Alternatively, Ref.47 is a work that studies the adaptation of agents to cooperative and non-cooperative environments (modeled by means of the coordination game49) through the generation and adjustment of empirical expectations based on the reinforcement learning mechanism. The reason it turns out to be a work of particular relevance, despite the fact that it does not study the interaction between agents through the DG, is that it shows that in order to match the model results with the experimental results, the learning parameter modulating the updating of expectations has to follow an exponential law, which is in excellent agreement with the results observed in Fig. 7. It is particularly noteworthy that the exponential law describing the learning presented in Ref.47 also shows strong similarities with that observed in the present work, since in addition to taking similar values (both learning parameters fall in the range [0; 0.25]), they decay with a similar time constant (both parameters reach their stationary value after about 20 rounds of play).

Figure 7
figure 7

Evolution of agents’ average susceptibility for \({W}_{ }^{emp,neg}={W}_{ }^{nor,neg}=1\), \({W}_{ }^{emp,pos}={W}_{ }^{nor,pos}=\frac{1}{3}\) and \({l}_{i,t}^{nor}={l}_{i,t}^{emp}\).

Conclusions

In this paper we have proposed a model based on the mechanism of reinforcement learning to simulate the interaction dynamics of a set of agents through the Dictator Game (DG). Given that the results of the model mimic some key representative features of real-life experiments, the model itself might have considerable potential to capture the cognitive-behavioral processes that shape decision making in potentially collaborative environments through a candidate theory to explain collaborative conduct in situations similar to DG settings: the theory of social expectations.

By comparing the results arising from different possible formulations (see Annex), we have seen that the model describes the experiments better when agents are influenced in an analogous way by normative interactions and by empirical interactions, so the best way to capture the sensitivity to the stimuli arising from these interactions is through a single parameter. Furthermore, in a context where negative interactions are set to be more influential than positive interactions in shaping learning processes (in agreement with psychological literature), both empirical and normative interactions seem to be relevant to correctly capture the process of human strategic evolution, although the former are often dominant.

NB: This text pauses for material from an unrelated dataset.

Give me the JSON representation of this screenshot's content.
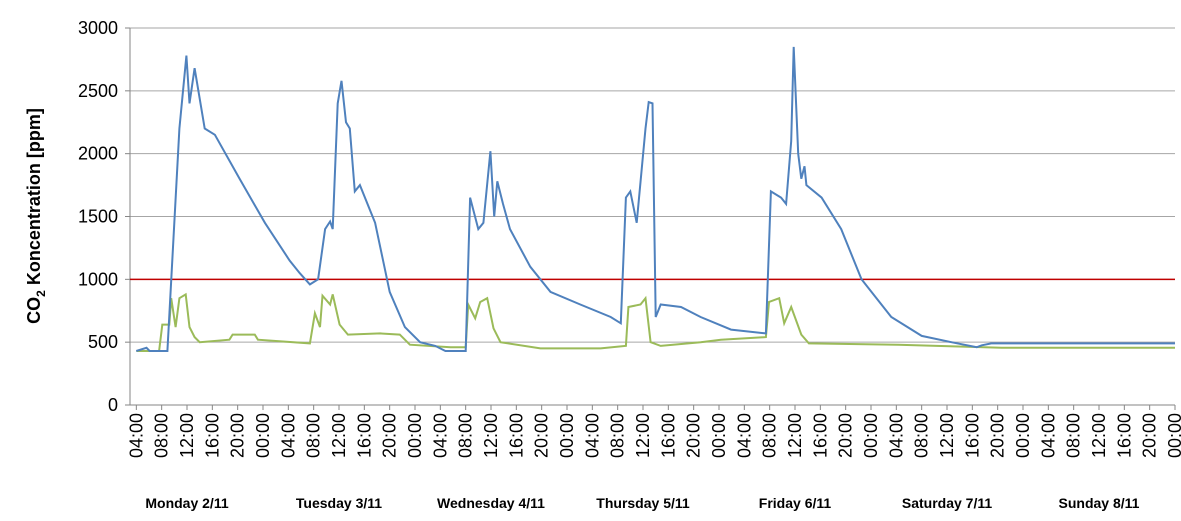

In the future, it would be interesting to represent the psychological profiles of different agents through a more detailed characterization of the impact of positive and negative interactions of an empirical and normative nature, for example, by endowing agents with personal normative beliefs, and making the evolution of agents' expectations also influenced by this parameter. In this vein, another stimulating line of research would be to further explore how positive and negative interactions can produce population-wide susceptibility phase-shifts, such as the ones observed in this paper. In addition, considering other network settings, different from the fully connected network approach assumed in this paper, would enable studying the role of the so-called "reference network" in normative interactions and, furthermore, would allow to account for other possibly relevant effects such as homophily and social expectation-network coevolution. Future work could also be targeted at developing a framework to assess how decision-makers address prosocial policy (e.g., subsidy policy), especially in scenarios subject to risk, where the endowment effect might play a relevant role.